COLUMBIA -- The statement, early in Steve Spurrier's news conference Tuesday, bordered on blasphemy -- against himself.
"Obviously," Spurrier said, "we are more of a running team now than a passing team."
Going back to his Florida heyday, could you ever imagine Spurrier saying something like that? And, yet, with freshman Marcus Lattimore the current central point of the offense, the USC football coach seems somewhat comfortable with that fact in his sixth year with the Gamecocks.
Why shouldn't he be, with 12th-ranked South Carolina (3-0, 1-0 SEC) heading to No. 17 Auburn (3-0, 1-0) on Saturday?
"You have to do what you do best to try to win the game," Spurrier said. "We are not real good throwing it, as we have been running. But we throw successfully at times, also.
"I shouldn't say we're completely a running team, but we would hate to start throwing it 45-50 times (a game). History tells you something good doesn't happen when you have to throw that many times."
That was a pattern South Carolina settled into sometimes last season.
Stephen Garcia had more than 45 pass attempts in three of the Gamecocks' eight conference games in 2009 -- including 53 at Georgia and 50 at Tennessee -- and USC lost all three of those games. (Coincidence or not, all three were on the road.)
In the first three games this season, South Carolina has thrown a total of 72 passes in three games, an average of 24 a game. If anything, that might be a bit low in the interest of balance.
But that, really, is a good problem to have for a team that finished last in the SEC in rushing each of the past three seasons.
Still, Garcia has thrown for 193, 165 and 150 yards -- 508 total -- in the season's first three games. Somewhat alarmingly, 60.2 percent of those yards have involved Garcia finding sophomore Alshon Jeffery.
Jeffery has been terrific, particularly in getting yardage out of short screen throws. But opposing defenses, surely, realize that Jeffery is target Nos. 1, 2 and 3 at this point.
"You have to figure that these other teams are going to start saying, 'They only throw it to Alshon, so we better put about two guys on him,' " Spurrier said. "We need to get some of the other receivers more involved."
Tori Gurley and D.L. Moore are the top two receivers in that respect. Gurley has eight catches for 78 yards and a score so far this season. Moore has just four catches, but two have been for touchdowns.
Tight end Pat DiMarco already has six catches this season. Lattimore has three catches, but coaches have been enamored with his ability to catch the ball out of the backfield.
With Auburn locked in on Lattimore to some degree, Garcia could have more opportunities this week. He need only look at Kyle Parker's first half for Clemson last week to know that the Auburn secondary is potentially vulnerable.

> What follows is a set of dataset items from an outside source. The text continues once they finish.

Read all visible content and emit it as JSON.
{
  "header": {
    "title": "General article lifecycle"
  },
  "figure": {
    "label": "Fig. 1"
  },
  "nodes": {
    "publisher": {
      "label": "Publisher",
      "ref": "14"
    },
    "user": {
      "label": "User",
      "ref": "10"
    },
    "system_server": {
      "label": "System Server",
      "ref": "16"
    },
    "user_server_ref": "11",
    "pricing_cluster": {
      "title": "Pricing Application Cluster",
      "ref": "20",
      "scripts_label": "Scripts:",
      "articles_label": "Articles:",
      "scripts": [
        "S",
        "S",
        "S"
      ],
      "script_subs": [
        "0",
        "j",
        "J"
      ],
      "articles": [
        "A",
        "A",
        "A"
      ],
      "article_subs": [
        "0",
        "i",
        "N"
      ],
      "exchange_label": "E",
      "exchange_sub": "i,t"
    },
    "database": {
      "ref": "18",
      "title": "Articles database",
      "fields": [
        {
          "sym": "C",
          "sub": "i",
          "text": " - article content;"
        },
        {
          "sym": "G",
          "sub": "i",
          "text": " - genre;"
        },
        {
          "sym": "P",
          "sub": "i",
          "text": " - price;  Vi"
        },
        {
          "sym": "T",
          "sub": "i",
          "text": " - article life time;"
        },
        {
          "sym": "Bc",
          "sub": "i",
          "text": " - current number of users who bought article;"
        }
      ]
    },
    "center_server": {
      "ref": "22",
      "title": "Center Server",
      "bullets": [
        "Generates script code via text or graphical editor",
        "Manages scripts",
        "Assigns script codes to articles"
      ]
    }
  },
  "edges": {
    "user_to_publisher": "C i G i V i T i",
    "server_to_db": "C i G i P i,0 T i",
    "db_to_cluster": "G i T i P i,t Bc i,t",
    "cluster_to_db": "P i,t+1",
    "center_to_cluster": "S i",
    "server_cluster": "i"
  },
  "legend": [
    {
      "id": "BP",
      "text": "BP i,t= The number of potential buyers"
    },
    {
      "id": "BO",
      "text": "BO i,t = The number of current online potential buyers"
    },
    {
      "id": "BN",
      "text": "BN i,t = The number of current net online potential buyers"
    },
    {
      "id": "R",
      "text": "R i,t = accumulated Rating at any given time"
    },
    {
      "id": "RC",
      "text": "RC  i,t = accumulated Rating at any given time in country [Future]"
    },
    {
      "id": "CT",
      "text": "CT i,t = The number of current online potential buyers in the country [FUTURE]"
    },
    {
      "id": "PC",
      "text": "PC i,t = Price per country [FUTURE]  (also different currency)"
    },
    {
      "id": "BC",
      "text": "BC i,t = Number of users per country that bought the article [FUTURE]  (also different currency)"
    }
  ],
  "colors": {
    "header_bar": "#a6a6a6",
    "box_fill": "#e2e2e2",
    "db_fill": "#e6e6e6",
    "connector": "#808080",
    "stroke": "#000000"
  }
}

Most of Parker's 227 yards, and both of his touchdowns, came in the first two quarters.
Some of that, of course, depends on Garcia himself. He's thrown terrific passes this season, and he's thrown horrific ones. He's struggled some, too, keeping his eyes downfield instead of on the rush in front of him.
Spurrier said Garcia isn't completely to blame for that. He said center T.J. Johnson, who moved from guard in the offseason, has struggled some with his snaps. A snap that's just a little off can throw off the rhythm of a play.
"We've got to get a lot better at that," offensive line coach Shawn Elliott said. "That's a big problem … the low-left snaps or the low-right snaps. It's all a timing issue."
Without question, Elliott's group dictates a lot of the passing game's success. If Garcia has ample time, he clearly has a better chance of throwing a better pass.
Spurrier expressed concerned with protection last week against Furman, and the challenge will be greater this week against Auburn. The problem is, the line is fairly banged-up at the moment.
Guard Rok Watkins (stinger), tackle Hutch Eckerson (ankle) and guard Terrence Campbell (ankle) have all been less than 100 percent this week.
Regardless, whoever plays will be held to a high standard.
"Oh, we're going to get a good effort out of them," said Elliott, getting visibly wound up. "They don't have an option. Whatever we put out there Saturday, they're going to give a great effort and they're going to go out there and fight. I can tell you that. … If we have to drag them off the field at the end of that ballgame, that's what we'll do."
Would Spurrier like to see the passing game develop, as early as this week? Sure. But as long as the Gamecocks are 4-0 on Sunday morning, he'll be fine.
"We've been winning. We're not going to throw just for the sake of throwing more passes," Spurrier said. "We need to do whatever we think gives us the best chance to beat the opponent."